Rep. Broun’s letter urges OSTP Director John Holdren to make these recommendations a priority, especially in light of numerous instances that call into question scientific integrity within this Administration.
The other two letters highlight issues involving potential political interference from this Administration in its dealing with the Deepwater Horizon accident, and subsequent justification for a drilling moratorium. In a letter to Interior Secretary Ken Salazar, Broun highlights accusations from peer reviewers that the Administration intentionally mischaracterized their expert opinions to advance a policy goal of preventing domestic oil production.
On May 27, 2010, the Department of Interior released a report titled, Increased Safety Measures for Energy Development on the Outer Continental Shelf, which was peer-reviewed by seven experts selected by the National Academy of Engineering. Several of the peer reviewers later accused the Department of manipulating their opinions in order to justify a drilling moratorium. In his letter, Rep. Broun reiterates his request for documents related to this matter. Secretary Salazar never responded to the Committee’s inquiry, despite the formal letter and a direct personal request at a Congressional hearing.

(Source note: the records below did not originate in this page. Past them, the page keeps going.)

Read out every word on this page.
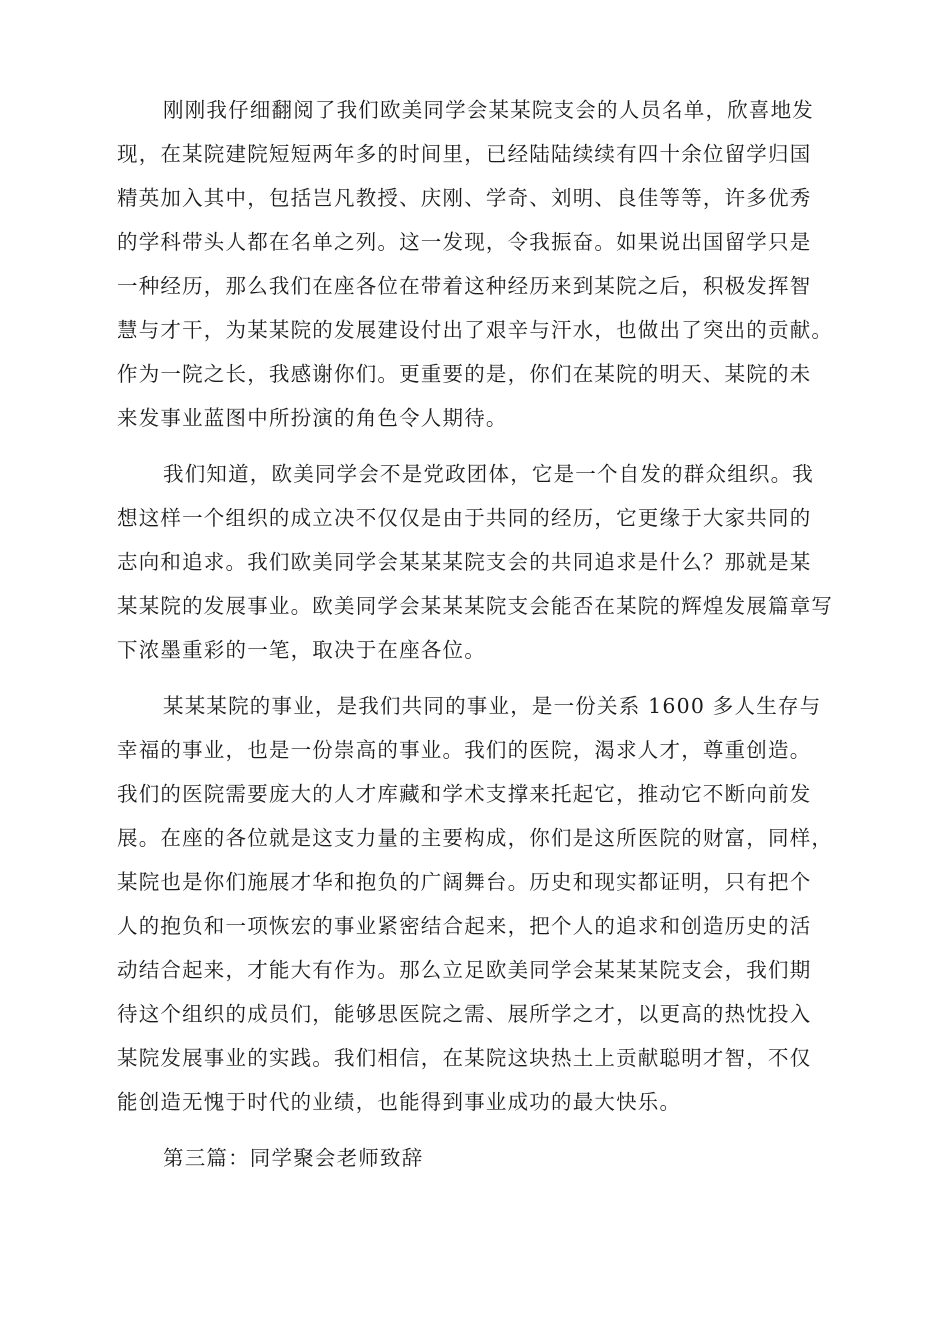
刚刚我仔细翻阅了我们欧美同学会某某院支会的人员名单，欣喜地发

现，在某院建院短短两年多的时间里，已经陆陆续续有四十余位留学归国

精英加入其中，包括岂凡教授、庆刚、学奇、刘明、良佳等等，许多优秀

的学科带头人都在名单之列。这一发现，令我振奋。如果说出国留学只是

一种经历，那么我们在座各位在带着这种经历来到某院之后，积极发挥智

慧与才干，为某某院的发展建设付出了艰辛与汗水，也做出了突出的贡献。

作为一院之长，我感谢你们。更重要的是，你们在某院的明天、某院的未

来发事业蓝图中所扮演的角色令人期待。

我们知道，欧美同学会不是党政团体，它是一个自发的群众组织。我

想这样一个组织的成立决不仅仅是由于共同的经历，它更缘于大家共同的

志向和追求。我们欧美同学会某某某院支会的共同追求是什么？那就是某

某某院的发展事业。欧美同学会某某某院支会能否在某院的辉煌发展篇章写

下浓墨重彩的一笔，取决于在座各位。

某某某院的事业，是我们共同的事业，是一份关系 1600 多人生存与

幸福的事业，也是一份崇高的事业。我们的医院，渴求人才，尊重创造。

我们的医院需要庞大的人才库藏和学术支撑来托起它，推动它不断向前发

展。在座的各位就是这支力量的主要构成，你们是这所医院的财富，同样，

某院也是你们施展才华和抱负的广阔舞台。历史和现实都证明，只有把个

人的抱负和一项恢宏的事业紧密结合起来，把个人的追求和创造历史的活

动结合起来，才能大有作为。那么立足欧美同学会某某某院支会，我们期

待这个组织的成员们，能够思医院之需、展所学之才，以更高的热忱投入

某院发展事业的实践。我们相信，在某院这块热土上贡献聪明才智，不仅

能创造无愧于时代的业绩，也能得到事业成功的最大快乐。

第三篇：同学聚会老师致辞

In the third letter, Broun questions the Administration’s role in disbursing $500 million in funds committed by BP to the Gulf of Mexico Research Initiative (GRI). The letter seeks documents relating to the role the Administration played in influencing and allocating private research funds. Broun initially sent a letter to OSTP Director Holdren requesting information on this issue over three months ago, yet the Committee has yet to receive a single document.
After taking office in 2009, President Obama promised to “creat[e] an unprecedented level of openness in government” and “return science to its rightful place.” Unfortunately, the President’s rhetoric on transparency and scientific integrity seems to have had little effect. “As we have seen over the last two years, rhetoric without action only breeds additional abuses,” stated Broun. “This is further compounded by the Administration’s lack of cooperation, which frustrates Congress’ ability to fulfill its oversight responsibilities.”